オーストラリアで培った、きちんと伝えること&他者を受容すること
ーオーストラリア留学が活きていると感じることは?
相手に何かを伝える際、何となくではなく理由を含めてきちんと伝えるようになったのは、留学の経験があったからかもしれません。
たとえば、クイーンズランド大学大学院のレポート課題では常に「なぜ?根拠は?リファレンス(主張を裏付ける参考文献など)は?」とフィードバックされていました。
この経験からか、私もすぐ相手に「なぜですか?」と聞いてしまう傾向があります(笑)
ー西野さんのようにしっかり確認してくれる方が、人の命に関わるお仕事を支えていると思うと安心できます!
ありがとうございます。あとは、留学を通して他者を許容できるようになった気もします。
今の仕事で外国人とやりとりをすることもありますが、こちらの指示通りになっておらず「なんで伝わらないんだろう?」と思うことも。
でも、留学に行くといろんな人がいますよね。私も、オーストラリアに住んでいた時はアルバイト仲間が多国籍で、いろんな国の人と働いていました。
だからこそ「うん…そっか…そんなこともあるよね(笑)」と、良い意味で諦めるというか、気にしなくなったかもしれません。

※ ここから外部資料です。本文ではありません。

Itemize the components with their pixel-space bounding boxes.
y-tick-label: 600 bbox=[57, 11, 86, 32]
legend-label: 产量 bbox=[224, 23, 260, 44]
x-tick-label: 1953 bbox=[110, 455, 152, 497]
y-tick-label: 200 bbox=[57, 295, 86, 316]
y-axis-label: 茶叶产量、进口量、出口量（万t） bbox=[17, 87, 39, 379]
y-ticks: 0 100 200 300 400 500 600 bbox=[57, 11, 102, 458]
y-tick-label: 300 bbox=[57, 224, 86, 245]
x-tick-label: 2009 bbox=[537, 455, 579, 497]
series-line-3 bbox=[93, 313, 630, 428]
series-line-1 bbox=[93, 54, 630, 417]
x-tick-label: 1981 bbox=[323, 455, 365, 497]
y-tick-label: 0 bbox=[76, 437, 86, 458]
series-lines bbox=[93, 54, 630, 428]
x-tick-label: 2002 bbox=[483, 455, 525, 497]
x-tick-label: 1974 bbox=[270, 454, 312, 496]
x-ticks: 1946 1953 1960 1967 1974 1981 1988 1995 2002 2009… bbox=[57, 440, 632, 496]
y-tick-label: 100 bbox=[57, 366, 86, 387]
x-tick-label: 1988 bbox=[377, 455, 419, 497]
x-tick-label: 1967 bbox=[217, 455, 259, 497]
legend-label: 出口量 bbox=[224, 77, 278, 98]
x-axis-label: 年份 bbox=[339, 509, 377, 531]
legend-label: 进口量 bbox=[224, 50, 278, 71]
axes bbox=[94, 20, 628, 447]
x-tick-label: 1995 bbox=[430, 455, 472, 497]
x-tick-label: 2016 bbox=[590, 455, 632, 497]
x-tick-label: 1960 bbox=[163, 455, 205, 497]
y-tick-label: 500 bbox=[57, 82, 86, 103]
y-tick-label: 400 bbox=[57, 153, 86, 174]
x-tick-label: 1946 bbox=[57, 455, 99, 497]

行ったらええやん。行って違ったら、帰ってきたらええやん!
留学前は、看護師をはじめ医療関係の世界しか知りませんでした。でも、オーストラリア現地での出会いはもちろん、留学を決めたことが業務委託として働くきっかけになり、その勤務先でもさまざまなバックグラウンドの人と出会うことができました。
こんな風にコミュニティの幅が広がったのは、オーストラリア留学があったからこそだと感じますね。
また、英語を話せることで、日本語よりも多くの人とコミュニケーションをとれる点でも、やはり英語を話せる方が良いと思います。
ー留学を考えている方にアドバイスをお願いします
やりたいことをやったらいいと思います。学校に行きたければ行けばいいし、バイトをしたければすればいい。
「留学してどうする?何になる?」と相談されることもありますが「何にもならんよ!」と思っています(笑)
少し留学したからといって英語がペラペラになる、仕事でもバリバリ活かせるようになる…という人は、それほど多くないのではないでしょうか。
もちろん、目指したい目標があるなら、それなりの計画を立てて頑張った方が良いかもしれませんが…
留学に行ったからには、何かを習得しないといけないと思わずに、留学/ワーホリ行って楽しかった!でええやんと思ってます(笑)行ってみたけどなんか違ったら、帰ってきたらええやんと思っています(笑)
ー興味のあることに飛び込んで得た経験が今につながっている、西野さんらしいメッセージ!ありがとうございました!
取材後記
留学はたしかに大きな投資ですが「何かを得なければ」と気負いすぎると、かえって踏み出せなくなってしまうこともあるかもしれません。
そんなとき西野さんの「ええやん!」を聞くと、もっと力を抜いて自由になればいい、と思える気がします。考えすぎてしまう、頑張りすぎてしまう方に、西野さんの明るいメッセージが届くといいな、と思いました。